Over 1,000 Iraqis, mostly women and children still sleeping, take refuge from the terror of U.S. bombs at a shelter in Amariyah, just outside Baghdad.
For several days a surveillance plane had flown over the shelter. U.S. officials say they think Saddam Hussein is there. The U.S. military knows different. A decision is made in secret by President George Bush, Defense (War) Secretary Dick Cheney and General Colin Powell — bomb the shelter, massacre the innocents!
First one “smart” bomb is dropped to make an opening in the roof, killing scores of people. Then, through the opening, another bomb falls, reaching deep into the shelter basement, killing everyone in its path. In total, nearly a thousand Iraqis are murdered, women and children burned alive. No more than 17 survive. I see flesh still seared on a wall under the basement stairway.

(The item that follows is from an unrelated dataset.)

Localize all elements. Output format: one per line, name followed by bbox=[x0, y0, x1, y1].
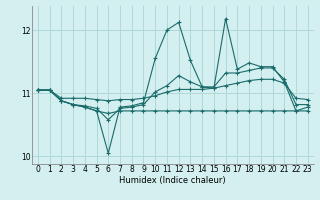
X-axis label: Humidex (Indice chaleur): Humidex (Indice chaleur) bbox=[119, 176, 226, 185]
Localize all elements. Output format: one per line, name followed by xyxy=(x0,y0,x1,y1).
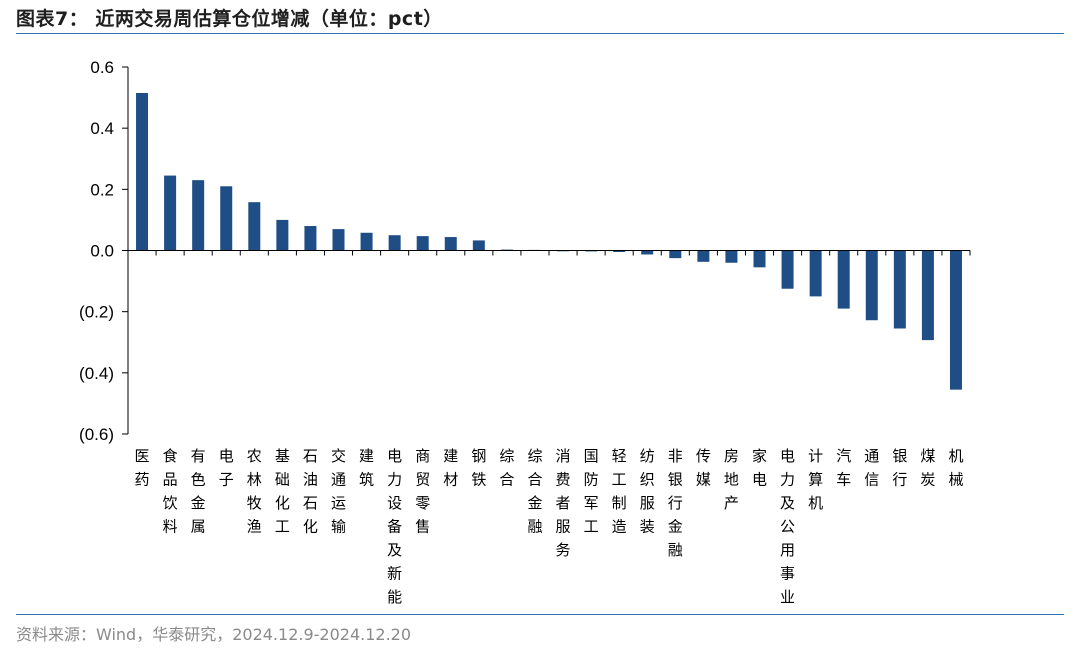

People, reduced to mere shadows, form a human silhouette on the stone wall.
A replay of Auschwitz, Hiroshima and Nagasaki, Vietnam, El Salvador, Panama.
The crime, premeditated and barbarous.
The sin, mortal.
The perpetrators unrepentant!
Seven years later, eight peacemakers from the U.S. and the U.K. come to pay homage to the victims at this shelter,
turned inferno,
turned shrine.
Photos and drawings of the dead adorn the walls of the shelter.
We repent, we mourn, we witness
the ongoing nightmare of the survivors.
We eight do what we can –
to console the mourners,
offering love and solidarity to the Iraqi people, already crucified to a cross of economic sanctions.
We stand with the victims, the children, seeking to stay the death-dealing hand of the U.S. empire.